URL: https://cgit.FreeBSD.org/src/commit/?id=93ca6ff2958cace3b7b883ed797ea6539881a6a2

commit 93ca6ff2958cace3b7b883ed797ea6539881a6a2
Author:     Konstantin Belousov <kib@FreeBSD.org>
AuthorDate: 2023-04-15 17:46:12 +0000
Commit:     Konstantin Belousov <kib@FreeBSD.org>
CommitDate: 2023-04-18 23:22:28 +0000

    umtx: allow to configure minimal timeout (in nanoseconds)

    PR:     270785
    Reviewed by:    markj, mav
    Sponsored by:   The FreeBSD Foundation
    MFC after:      1 week
    Differential revision:  https://reviews.freebsd.org/D39584

 lib/libc/sys/_umtx_op.2      | 11 +++++++++++
 lib/libthr/libthr.3          |  6 ++++++
 lib/libthr/thread/thr_init.c | 11 +++++++++++
 sys/kern/kern_thread.c       |  4 ++--
 sys/kern/kern_umtx.c         | 45 ++++++++++++++++++++++++++++++++++++++++++++
 sys/sys/proc.h               |  1 +
 sys/sys/umtx.h               |  2 ++
 7 files changed, 78 insertions(+), 2 deletions(-)
Comment 18 bllcha013 2023-04-20 14:40:57 UTC
(In reply to Konstantin Belousov from comment #16)

I tested it and it appears to work perfectly. No complaints here. Having it per-process is much appreciated.

May I ask if it will be included in an update for 13.2-RELEASE? Or will it wait until 14.0?
Comment 19 commit-hook freebsd_committer freebsd_triage 2023-04-25 00:39:10 UTC
A commit in branch stable/13 references this bug:

URL: https://cgit.FreeBSD.org/src/commit/?id=68a69739cb902d083aacdb0974b9b957e0e1353b

commit 68a69739cb902d083aacdb0974b9b957e0e1353b
Author:     Konstantin Belousov <kib@FreeBSD.org>
AuthorDate: 2023-04-15 17:46:12 +0000
Commit:     Konstantin Belousov <kib@FreeBSD.org>
CommitDate: 2023-04-25 00:27:27 +0000

    umtx: allow to configure minimal timeout (in nanoseconds)

    PR:     270785

    (cherry picked from commit 93ca6ff2958cace3b7b883ed797ea6539881a6a2)
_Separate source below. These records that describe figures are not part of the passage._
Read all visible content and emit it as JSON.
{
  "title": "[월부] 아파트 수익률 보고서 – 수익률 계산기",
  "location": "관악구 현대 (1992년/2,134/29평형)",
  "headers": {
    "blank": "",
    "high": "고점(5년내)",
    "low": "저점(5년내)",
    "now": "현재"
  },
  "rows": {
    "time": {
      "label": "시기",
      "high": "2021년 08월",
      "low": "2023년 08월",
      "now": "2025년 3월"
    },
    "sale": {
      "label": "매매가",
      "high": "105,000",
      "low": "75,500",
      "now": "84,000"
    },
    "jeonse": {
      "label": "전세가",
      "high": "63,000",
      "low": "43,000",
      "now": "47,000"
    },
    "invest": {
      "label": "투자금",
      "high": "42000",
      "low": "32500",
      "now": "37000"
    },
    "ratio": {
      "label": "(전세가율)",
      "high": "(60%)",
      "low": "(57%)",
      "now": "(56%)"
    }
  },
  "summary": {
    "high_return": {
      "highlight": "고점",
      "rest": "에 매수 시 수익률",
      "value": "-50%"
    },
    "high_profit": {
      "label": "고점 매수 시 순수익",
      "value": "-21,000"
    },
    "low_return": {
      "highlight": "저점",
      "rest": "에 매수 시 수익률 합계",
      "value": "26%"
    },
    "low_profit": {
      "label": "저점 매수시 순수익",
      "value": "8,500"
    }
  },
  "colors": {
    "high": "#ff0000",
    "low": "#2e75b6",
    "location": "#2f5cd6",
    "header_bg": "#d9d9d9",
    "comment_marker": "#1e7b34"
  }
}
 lib/libc/sys/_umtx_op.2      | 11 +++++++++++
 lib/libthr/libthr.3          |  6 ++++++
 lib/libthr/thread/thr_init.c | 11 +++++++++++
 sys/kern/kern_fork.c         |  1 +
 sys/kern/kern_umtx.c         | 45 ++++++++++++++++++++++++++++++++++++++++++++
 sys/sys/proc.h               |  1 +
 sys/sys/umtx.h               |  2 ++
 7 files changed, 77 insertions(+)
Comment 20 bllcha013 2023-11-21 16:26:52 UTC
FreeBSD 14.0-RELEASE includes the LIBPTHREAD_UMTX_MIN_TIMEOUT per-process tunable, and setting it like LIBPTHREAD_UMTX_MIN_TIMEOUT=10000000 before the java command to start a Minecraft server for example, greatly improves power efficiency. It is working great now.

Thank you for this, and thank you to everyone working on FreeBSD.